In Canada, methods of medical treatment are not patentable subject-matter, but medical use claims can be considered patentable. PN2020-04 notes that, in determining patentability it is necessary to consider whether professional skill and judgment is part of the actual invention. Examples of situations in which the exercise of skill and judgment would be required include those in which a medical professional would be expected to monitor or adjust treatment, or where not all doses from a claimed range will work for all subjects. In such instances, the necessity of professional skill and judgment would be considered a method of medical treatment and thus not patentable subject-matter.

Earlier this year, in the Commissioner’s Decision Re Amgen Research (Munich) GmbH (2021 CACP 2), the Patent Appeal Board permitted medical use claims for dosage based on body surface area. The finding that calculation of body surface area does not involve professional skill or judgment was a welcome step forward for pharmaceutical patentees (read our article here). This finding expanded on PN2020-04 published following Yves Choueifaty v Attorney General of Canada,1 which clarified that where a claim contains a dosage, regardless of whether it is fixed or covers a range, this in itself is not indicative that the claim is directed to a method of medical treatment, and thus the question of patentability is still a live issue. 

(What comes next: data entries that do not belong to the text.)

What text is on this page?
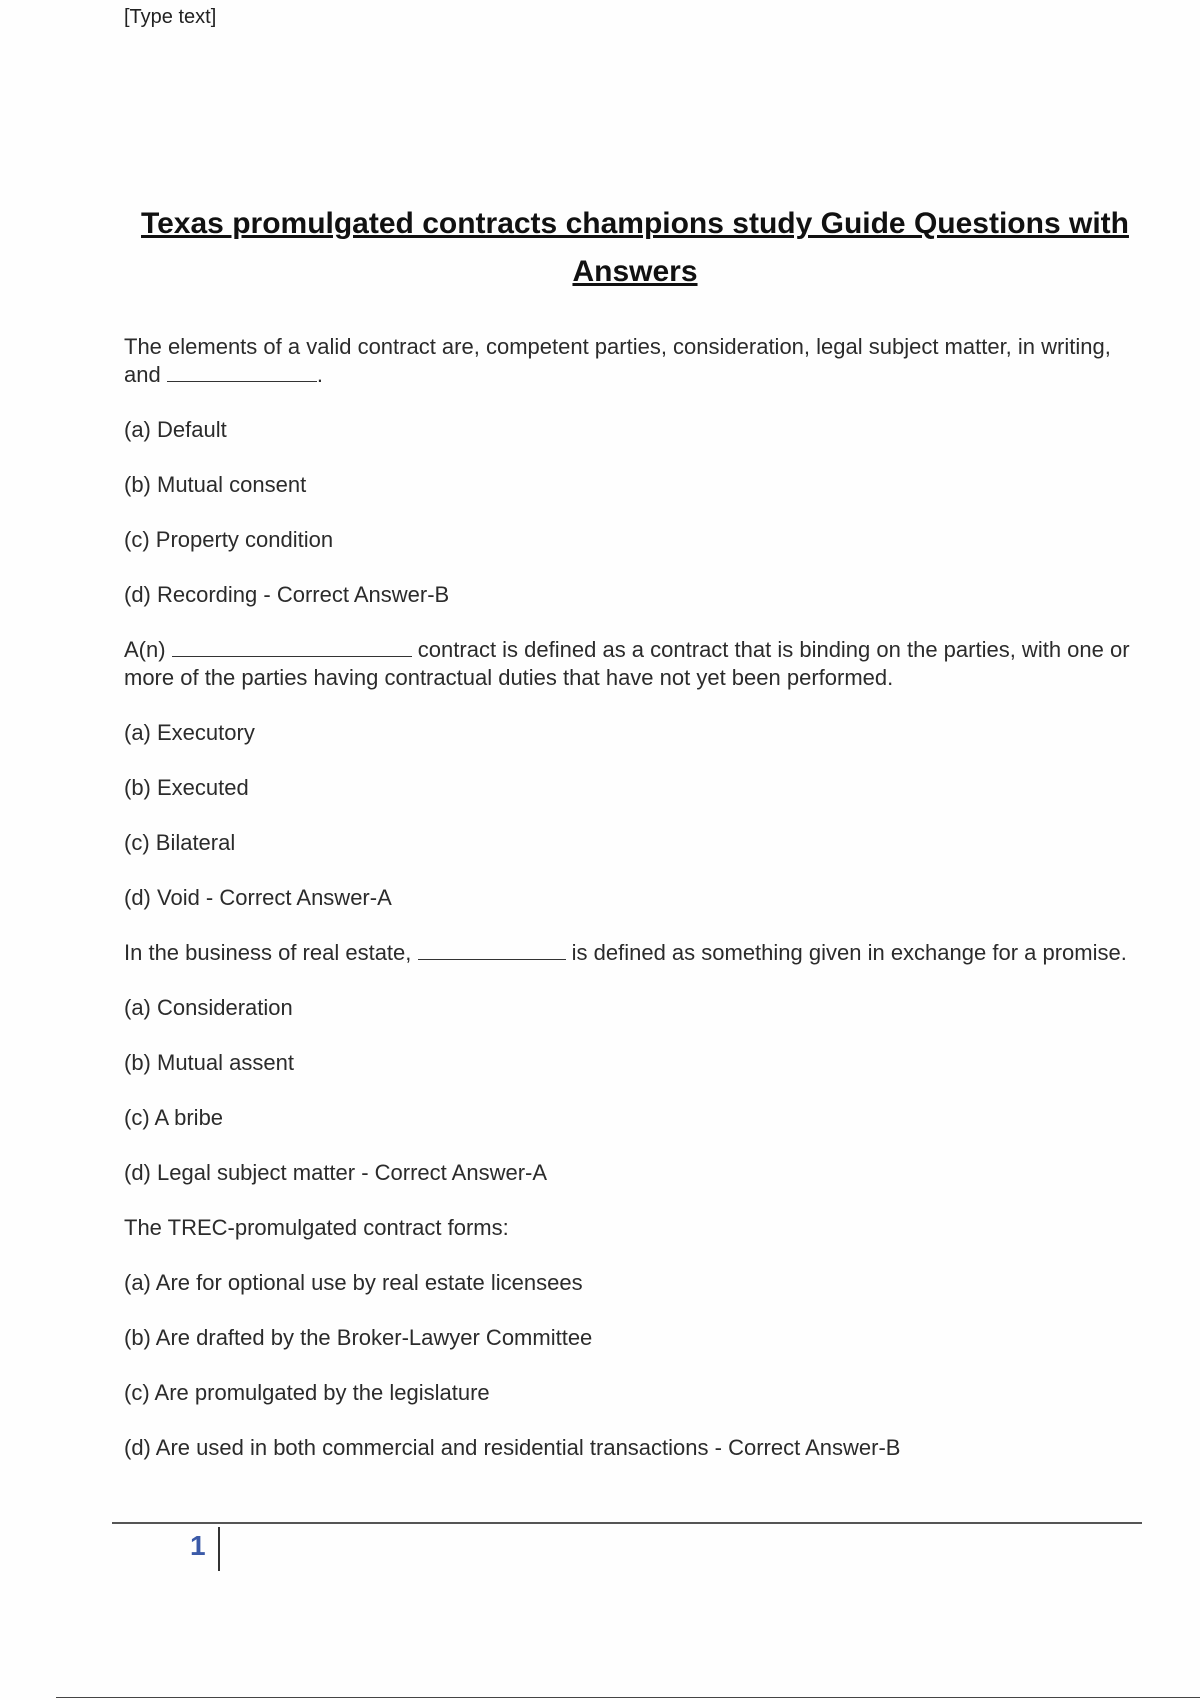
[Type text]
Texas promulgated contracts champions study Guide Questions with Answers
The elements of a valid contract are, competent parties, consideration, legal subject matter, in writing, and	.
(a) Default
(b) Mutual consent
(c) Property condition
(d) Recording - Correct Answer-B
A(n)	contract is defined as a contract that is binding on the parties, with one or more of the parties having contractual duties that have not yet been performed.
(a) Executory
(b) Executed
(c) Bilateral
(d) Void - Correct Answer-A
In the business of real estate,	is defined as something given in exchange for a promise.
(a) Consideration
(b) Mutual assent
(c) A bribe
(d) Legal subject matter - Correct Answer-A
The TREC-promulgated contract forms:
(a) Are for optional use by real estate licensees
(b) Are drafted by the Broker-Lawyer Committee
(c) Are promulgated by the legislature
(d) Are used in both commercial and residential transactions - Correct Answer-B
1
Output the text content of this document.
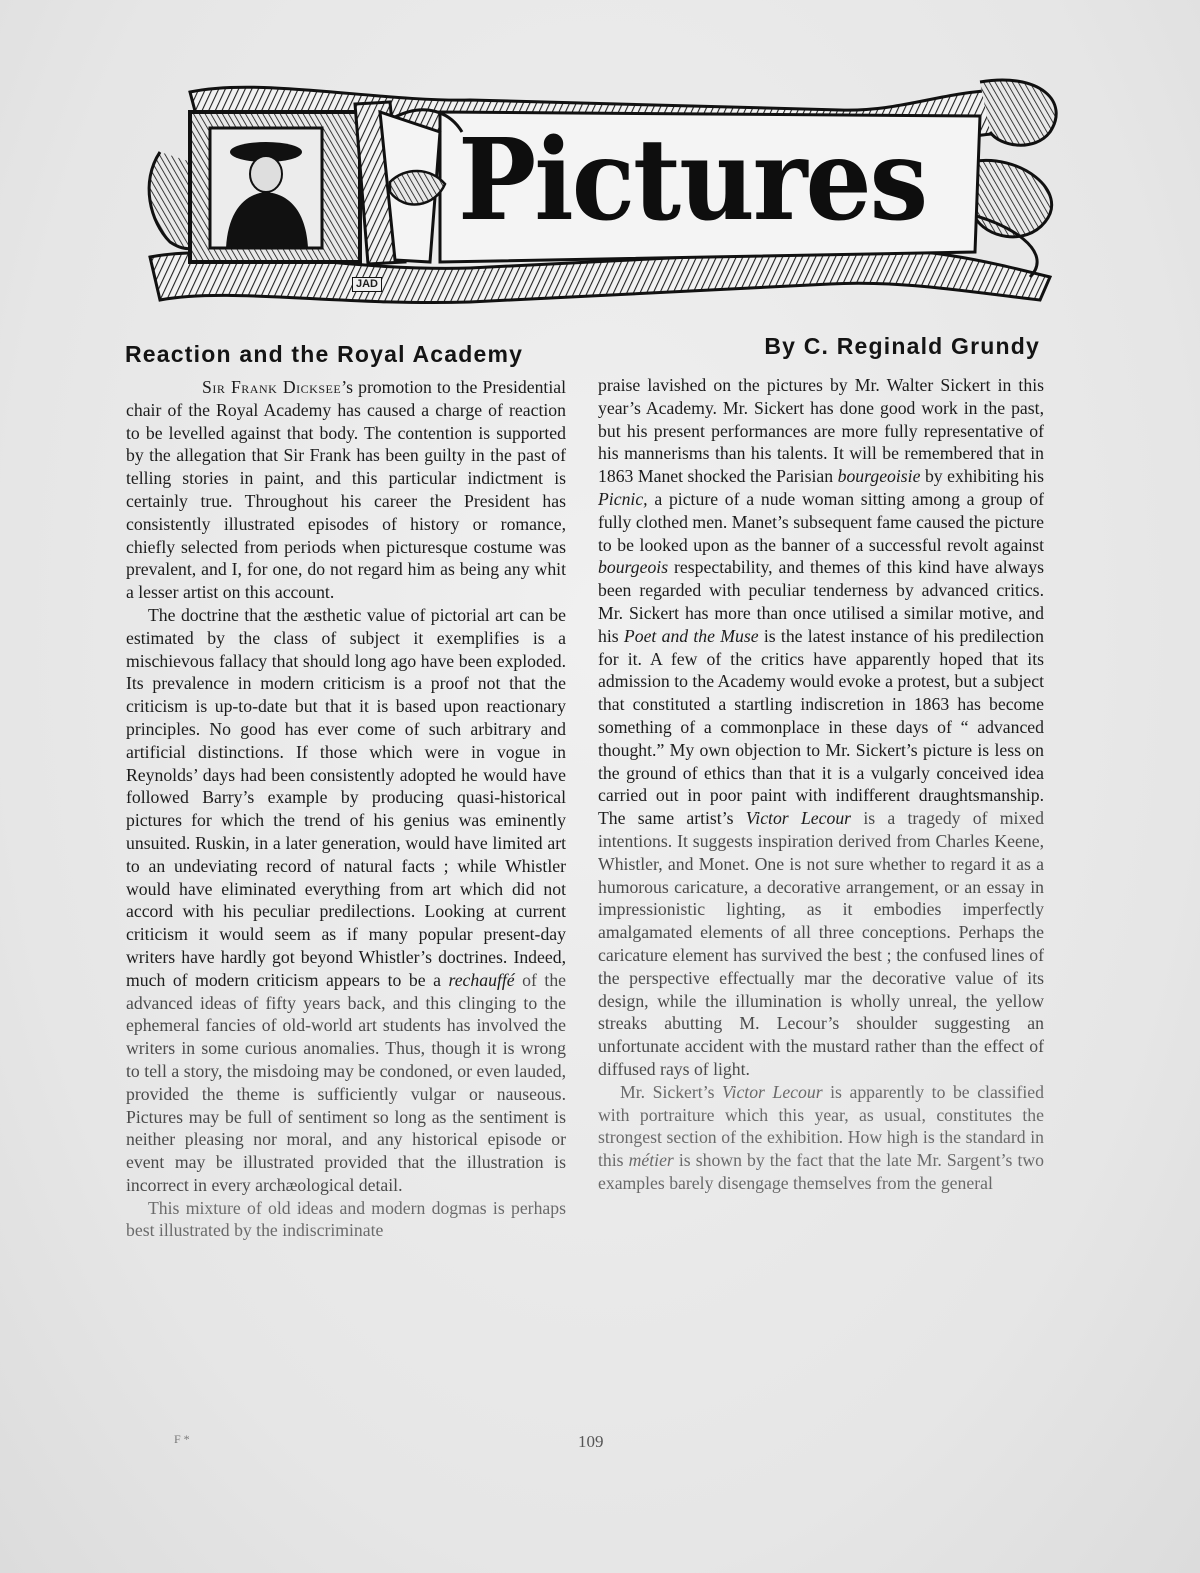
Pictures
JAD
Reaction and the Royal Academy	By C. Reginald Grundy

Sir Frank Dicksee’s promotion to the Presidential chair of the Royal Academy has caused a charge of reaction to be levelled against that body. The contention is supported by the allegation that Sir Frank has been guilty in the past of telling stories in paint, and this particular indictment is certainly true. Throughout his career the President has consistently illustrated episodes of history or romance, chiefly selected from periods when picturesque costume was prevalent, and I, for one, do not regard him as being any whit a lesser artist on this account.

The doctrine that the æsthetic value of pictorial art can be estimated by the class of subject it exemplifies is a mischievous fallacy that should long ago have been exploded. Its prevalence in modern criticism is a proof not that the criticism is up-to-date but that it is based upon reactionary principles. No good has ever come of such arbitrary and artificial distinctions. If those which were in vogue in Reynolds’ days had been consistently adopted he would have followed Barry’s example by producing quasi-historical pictures for which the trend of his genius was eminently unsuited. Ruskin, in a later generation, would have limited art to an undeviating record of natural facts ; while Whistler would have eliminated everything from art which did not accord with his peculiar predilections. Looking at current criticism it would seem as if many popular present-day writers have hardly got beyond Whistler’s doctrines. Indeed, much of modern criticism appears to be a rechauffé of the advanced ideas of fifty years back, and this clinging to the ephemeral fancies of old-world art students has involved the writers in some curious anomalies. Thus, though it is wrong to tell a story, the misdoing may be condoned, or even lauded, provided the theme is sufficiently vulgar or nauseous. Pictures may be full of sentiment so long as the sentiment is neither pleasing nor moral, and any historical episode or event may be illustrated provided that the illustration is incorrect in every archæological detail.

This mixture of old ideas and modern dogmas is perhaps best illustrated by the indiscriminate

praise lavished on the pictures by Mr. Walter Sickert in this year’s Academy. Mr. Sickert has done good work in the past, but his present performances are more fully representative of his mannerisms than his talents. It will be remembered that in 1863 Manet shocked the Parisian bourgeoisie by exhibiting his Picnic, a picture of a nude woman sitting among a group of fully clothed men. Manet’s subsequent fame caused the picture to be looked upon as the banner of a successful revolt against bourgeois respectability, and themes of this kind have always been regarded with peculiar tenderness by advanced critics. Mr. Sickert has more than once utilised a similar motive, and his Poet and the Muse is the latest instance of his predilection for it. A few of the critics have apparently hoped that its admission to the Academy would evoke a protest, but a subject that constituted a startling indiscretion in 1863 has become something of a commonplace in these days of “ advanced thought.” My own objection to Mr. Sickert’s picture is less on the ground of ethics than that it is a vulgarly conceived idea carried out in poor paint with indifferent draughtsmanship. The same artist’s Victor Lecour is a tragedy of mixed intentions. It suggests inspiration derived from Charles Keene, Whistler, and Monet. One is not sure whether to regard it as a humorous caricature, a decorative arrangement, or an essay in impressionistic lighting, as it embodies imperfectly amalgamated elements of all three conceptions. Perhaps the caricature element has survived the best ; the confused lines of the perspective effectually mar the decorative value of its design, while the illumination is wholly unreal, the yellow streaks abutting M. Lecour’s shoulder suggesting an unfortunate accident with the mustard rather than the effect of diffused rays of light.

Mr. Sickert’s Victor Lecour is apparently to be classified with portraiture which this year, as usual, constitutes the strongest section of the exhibition. How high is the standard in this métier is shown by the fact that the late Mr. Sargent’s two examples barely disengage themselves from the general

F *	109
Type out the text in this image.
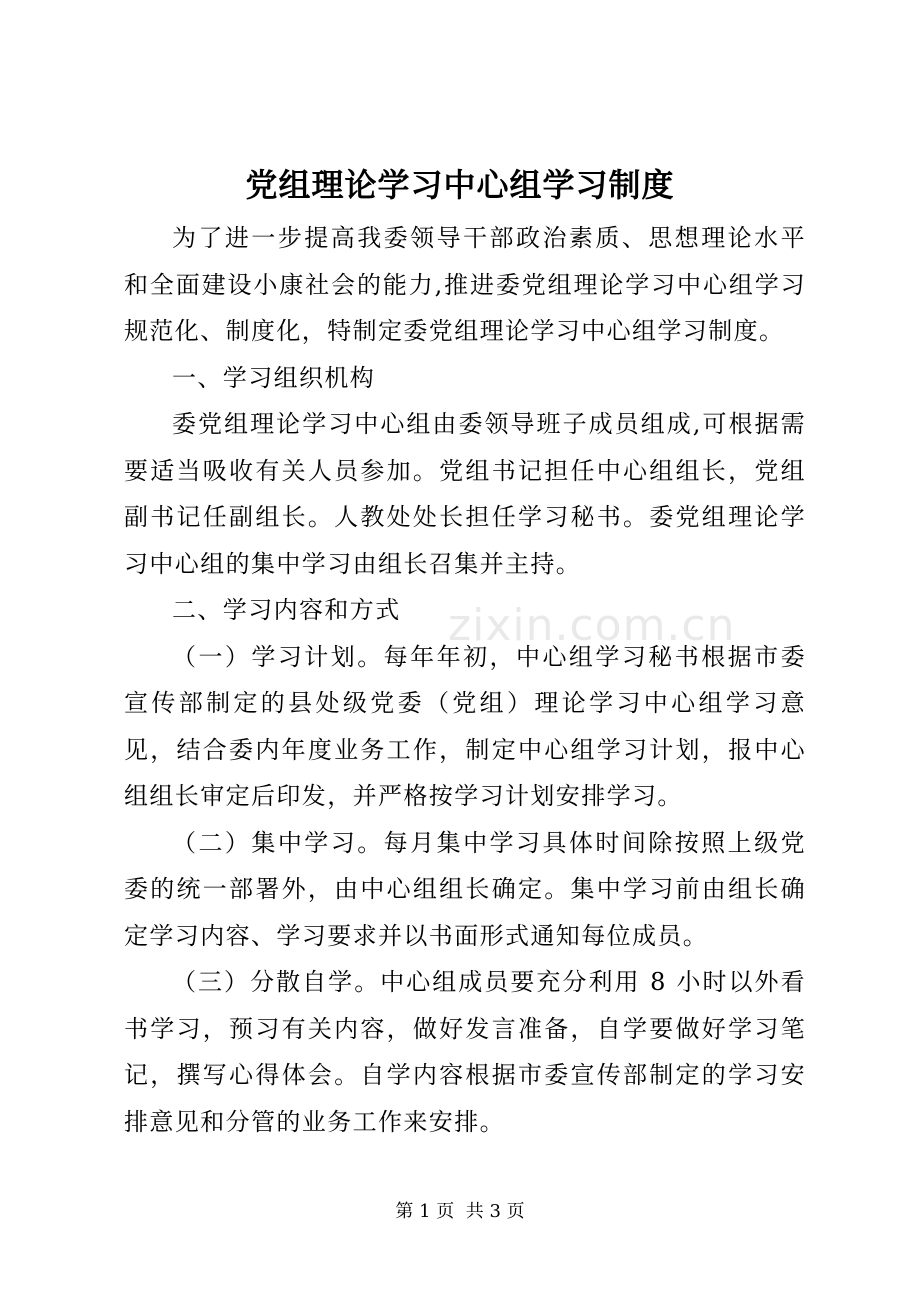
党组理论学习中心组学习制度

为了进一步提高我委领导干部政治素质、思想理论水平和全面建设小康社会的能力,推进委党组理论学习中心组学习规范化、制度化，特制定委党组理论学习中心组学习制度。

一、学习组织机构

委党组理论学习中心组由委领导班子成员组成,可根据需要适当吸收有关人员参加。党组书记担任中心组组长，党组副书记任副组长。人教处处长担任学习秘书。委党组理论学习中心组的集中学习由组长召集并主持。

二、学习内容和方式

（一）学习计划。每年年初，中心组学习秘书根据市委宣传部制定的县处级党委（党组）理论学习中心组学习意见，结合委内年度业务工作，制定中心组学习计划，报中心组组长审定后印发，并严格按学习计划安排学习。

（二）集中学习。每月集中学习具体时间除按照上级党委的统一部署外，由中心组组长确定。集中学习前由组长确定学习内容、学习要求并以书面形式通知每位成员。

（三）分散自学。中心组成员要充分利用 8 小时以外看书学习，预习有关内容，做好发言准备，自学要做好学习笔记，撰写心得体会。自学内容根据市委宣传部制定的学习安排意见和分管的业务工作来安排。

zixin.com.cn
第 1 页 共 3 页
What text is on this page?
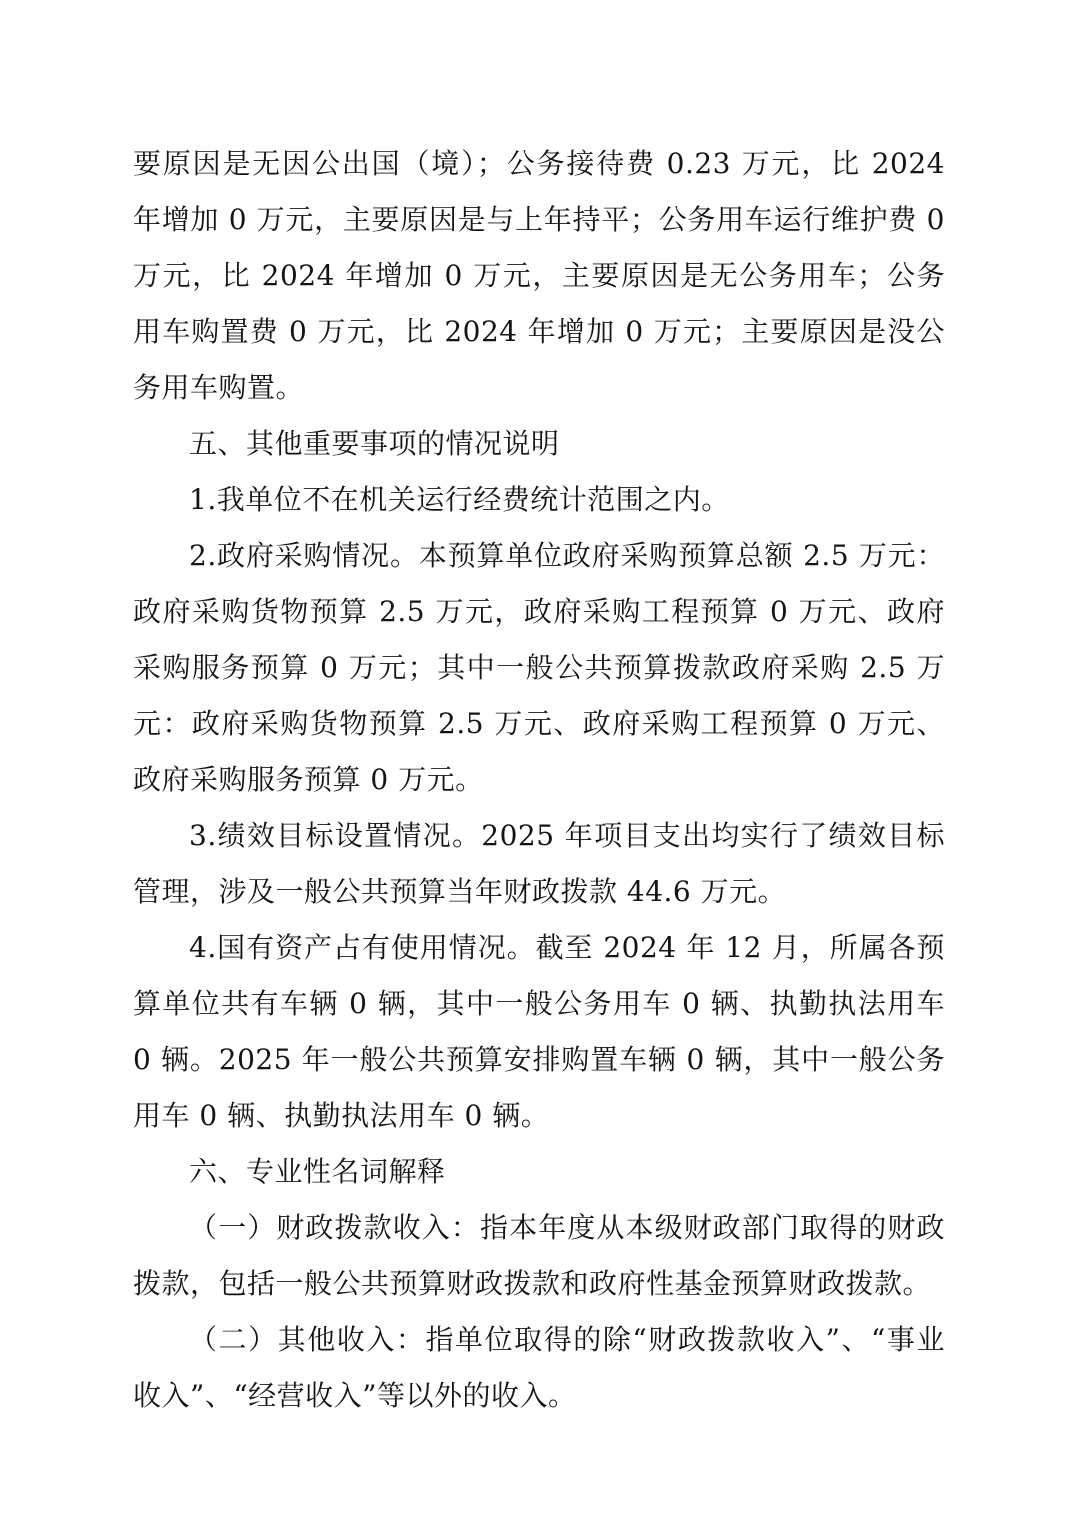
要原因是无因公出国（境）；公务接待费 0.23 万元，比 2024 年增加 0 万元，主要原因是与上年持平；公务用车运行维护费 0 万元，比 2024 年增加 0 万元，主要原因是无公务用车；公务用车购置费 0 万元，比 2024 年增加 0 万元；主要原因是没公务用车购置。

五、其他重要事项的情况说明

1.我单位不在机关运行经费统计范围之内。

2.政府采购情况。本预算单位政府采购预算总额 2.5 万元：政府采购货物预算 2.5 万元，政府采购工程预算 0 万元、政府采购服务预算 0 万元；其中一般公共预算拨款政府采购 2.5 万元：政府采购货物预算 2.5 万元、政府采购工程预算 0 万元、政府采购服务预算 0 万元。

3.绩效目标设置情况。2025 年项目支出均实行了绩效目标管理，涉及一般公共预算当年财政拨款 44.6 万元。

4.国有资产占有使用情况。截至 2024 年 12 月，所属各预算单位共有车辆 0 辆，其中一般公务用车 0 辆、执勤执法用车 0 辆。2025 年一般公共预算安排购置车辆 0 辆，其中一般公务用车 0 辆、执勤执法用车 0 辆。

六、专业性名词解释

（一）财政拨款收入：指本年度从本级财政部门取得的财政拨款，包括一般公共预算财政拨款和政府性基金预算财政拨款。

（二）其他收入：指单位取得的除“财政拨款收入”、“事业收入”、“经营收入”等以外的收入。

The claims at issue in the ‘100 application are directed to an antibody for treatment in breast cancer, wherein the antibody is administered at an initial dose of 8 mg/kg and a plurality of subsequent doses of 6 mg/kg, wherein the doses are separated by three weeks. In the Final Action, the Examiner asserted that the exercise of a physician’s skill and judgment is required to (1) determine the appropriate dose; (2) determine how many subsequent doses to administer; and (3) calculate the dose to be administered and therefore refused the claims on the basis that they encompass unpatentable subject matter.

The description of the ‘100 application contains the type of broad, generic statements discussing a physician’s discretion in selecting an appropriate dosage based on patient-specific factors that are commonly found in applications relating to medical or therapeutic uses. The Board reiterated that medical use claims must be read in the context of the specification as a whole, and in the case of fixed dosage claims it is necessary to consider whether there is evidence indicating that the skill and judgment of the physician would be called on to select an appropriate dose or make any adjustments to the dosage. The Applicant successfully argued to the Board that the broad, generic statements in the description did not pertain to the actual invention as claimed.

Second, the Patent Appeal Board agreed with the Applicant that it cannot be the case that claims of the type “the use of X for treating Y” necessarily encompass a medical professional’s decision to start or stop treatment. To be patentable, the decision to prescribe, which could require the exercise of skill and judgment, must be outside the scope of the claim. Once the decision to prescribe has been made, the fixed dose as claimed cannot call on or restrict the exercise of skill or judgment. Similarly, the Board accepted the Applicant’s argument that the decision to stop treatment (the number of subsequent doses) is analogous to the decision to start treatment, and agreed that in this case the decision to stop treatment was also outside the scope of the claim.

Finally, the Board agreed with the Applicant that the weighing of a patient and calculation of dose (i.e. number of mg/kg) does not require professional judgment. The Board noted that there was no evidence that monitoring of a patient’s weight would be required, and thus the doses are fixed and the mere calculation to convert from mg/kg to a patient-specific dose would not require the skill and judgment of a medical professional.

The allowance of a fixed body weight-dependent dosage regimen is a win for patentees in the pharmaceutical industry, and reaffirms that dosage regimens can be allowable subject matter, so long as no physician skill or judgment is required to exercise the full scope of the claims. While methods of medical treatment remain unpatentable subject matter in Canada, this decision further clarifies the potential scope of protectable medical use claims involving dosage regimens.

1 Yves Choueifaty v Attorney General of Canada, 2020 FC 837.